Oude Testament

Nieuwe Testament

Jozua 6:17-27 Het Boek (HTB)

17. Vóór die tijd had Jozua zijn mensen gezegd: ‘De stad en alles wat daarin is, moet voor de Here worden vernietigd, maar alleen de prostituee Rachab en allen die in haar huis zijn, mogen in leven blijven omdat zij de spionnen heeft beschermd.

18. Vergrijp u niet aan al wat voor de Here vernietigd wordt. Als u zich iets als buit toeëigent, zal dit rampzalige gevolgen hebben voor Israël.’

19. Alle zilveren, gouden, koperen en ijzeren voorwerpen moeten aan de Here worden gegeven en naar zijn schatkamer worden gebracht, al het overige moet worden vernietigd.

20. Toen de ramshoornen schalden, juichte het volk en daarop stortte de stadsmuur in. De Israëlieten stroomden van alle kanten de stad binnen en namen haar in.

21. Zij vernietigden alles: mannen en vrouwen, jong en oud, ossen, schapen, ezels, letterlijk alles.

22. Toen zei Jozua tegen de twee spionnen: ‘Kom uw belofte na. Zorg dat de prostituee en haar familieleden in veiligheid worden gebracht.’
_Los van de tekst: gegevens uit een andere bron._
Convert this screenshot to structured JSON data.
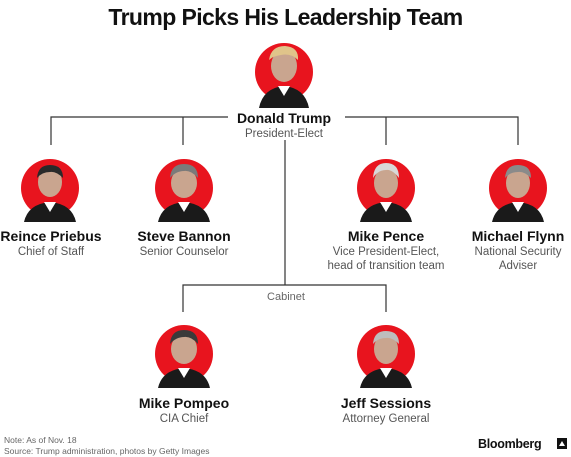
{
  "title": "Trump Picks His Leadership Team",
  "people": {
    "trump": {
      "name": "Donald Trump",
      "role_lines": [
        "President-Elect"
      ]
    },
    "priebus": {
      "name": "Reince Priebus",
      "role_lines": [
        "Chief of Staff"
      ]
    },
    "bannon": {
      "name": "Steve Bannon",
      "role_lines": [
        "Senior Counselor"
      ]
    },
    "pence": {
      "name": "Mike Pence",
      "role_lines": [
        "Vice President-Elect,",
        "head of transition team"
      ]
    },
    "flynn": {
      "name": "Michael Flynn",
      "role_lines": [
        "National Security",
        "Adviser"
      ]
    },
    "pompeo": {
      "name": "Mike Pompeo",
      "role_lines": [
        "CIA Chief"
      ]
    },
    "sessions": {
      "name": "Jeff Sessions",
      "role_lines": [
        "Attorney General"
      ]
    }
  },
  "cabinet_label": "Cabinet",
  "footer": {
    "note": "Note: As of Nov. 18",
    "source": "Source: Trump administration, photos by Getty Images",
    "brand": "Bloomberg"
  },
  "colors": {
    "accent": "#e8141e",
    "line": "#333333",
    "shirt": "#ffffff",
    "suit": "#1a1a1a",
    "skin": "#c9a58f",
    "hair_gray": "#cfcfcf",
    "hair_dark": "#2a2a2a"
  }
}
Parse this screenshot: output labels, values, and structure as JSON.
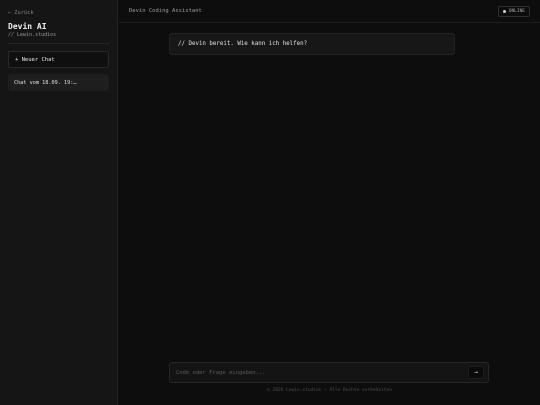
{
  "sidebar": {
    "back_label": "← Zurück",
    "title": "Devin AI",
    "subtitle": "// Lewin.studios",
    "new_chat_label": "+ Neuer Chat",
    "chats": [
      {
        "label": "Chat vom 18.09. 19:…"
      }
    ]
  },
  "header": {
    "title": "Devin Coding Assistant",
    "status": "ONLINE"
  },
  "messages": [
    {
      "text": "// Devin bereit. Wie kann ich helfen?"
    }
  ],
  "composer": {
    "placeholder": "Code oder Frage eingeben...",
    "send_icon": "arrow-right-icon",
    "send_glyph": "→"
  },
  "footer": {
    "text": "© 2026 Lewin.studios – Alle Rechte vorbehalten"
  }
}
23. De jongemannen gingen naar het huis en brachten Rachab, haar ouders, broers en andere familieleden in veiligheid. Er werd een regeling voor hen getroffen dat zij buiten het kamp van de Israëlieten mochten verblijven.

24. Daarna legden de Israëlieten de hele stad in de as. Alleen het goud, het zilver en de koperen en ijzeren voorwerpen werden bewaard in de schatkamer van de Here.

25. Zo spaarde Jozua de prostituee Rachab en al haar familieleden die bij haar in huis waren. Zij wonen nog steeds bij de Israëlieten omdat zij de spionnen die Jozua naar Jericho had gestuurd, had verborgen.

26. Jozua sprak daarna een vreselijke vervloeking uit over iedereen die Jericho zou proberen te herbouwen. Het leggen van het fundament zou het leven van zijn oudste zoon kosten en als hij de poorten overeind zou zetten, zou dat gaan ten koste van zijn jongste zoon.

27. Zo hielp de Here Jozua en hij werd overal beroemd.